Jeremy Schoemaker asked me to write up a little something regarding the recent string of SEO web defacements for a non-technical audience which he posted in his blog.
The SEO industry is very focused on being SEOs.
Like many professionals, many attempt to avoid time consuming activities that are not core to their business. Business is enabled by the features and abilities of the software that it employs. These feature-rich software environments can, and usually do, have an invisible threat of insecurity. This is a perennial theme of information security writings and I myself have touched on the issue recently.
Web defacements are nothing new, but the media attention to SEO superstars is notable and makes their online presence an attractive high-value target. The recent mass defacement of SEO wordpress blogs that was launched from a technical adversary using tor is an example of what has become a not uncommon occurrence.
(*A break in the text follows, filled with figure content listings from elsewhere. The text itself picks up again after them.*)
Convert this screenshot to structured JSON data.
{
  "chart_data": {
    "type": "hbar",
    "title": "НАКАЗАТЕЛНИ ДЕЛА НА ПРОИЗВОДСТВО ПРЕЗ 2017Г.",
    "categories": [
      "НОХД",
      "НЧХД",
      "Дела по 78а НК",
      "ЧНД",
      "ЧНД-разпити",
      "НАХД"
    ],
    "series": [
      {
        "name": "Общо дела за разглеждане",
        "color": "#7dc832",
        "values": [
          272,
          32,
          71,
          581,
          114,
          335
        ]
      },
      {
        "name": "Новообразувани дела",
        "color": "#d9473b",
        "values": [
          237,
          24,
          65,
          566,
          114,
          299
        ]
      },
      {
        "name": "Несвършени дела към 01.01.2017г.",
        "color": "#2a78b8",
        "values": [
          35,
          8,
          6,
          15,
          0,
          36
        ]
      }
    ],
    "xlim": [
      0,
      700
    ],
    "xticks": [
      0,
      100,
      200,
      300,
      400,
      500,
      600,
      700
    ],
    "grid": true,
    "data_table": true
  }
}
What can SEOs, and bloggers in general, do to lessen the risk of public embarrassment from defacements, hacktivism, and information leakage? The answer is that quite a large number of things can be done to help prevent these incidents.
- Hardening of systems by reducing unneeded features. (For example, the bugfix for WordPress v2.0.6 addressed a correction for those webservers that had left register_globals set to "on." Not recommended in the first place.)
- Hardening the web services themselves with security modules.
- Use of a NIDS or HIDS that will actively block or alert upon detection of questionable behaviors.
All of these methods involves time and resources that could best be applied to doing what they do best, in this case, being a SEO. It is a good example of where an application/hosted service provider model or the services of a competent information security advisor would show a lot of value in reducing the risks of media embarrassment and possible valuable information leakage.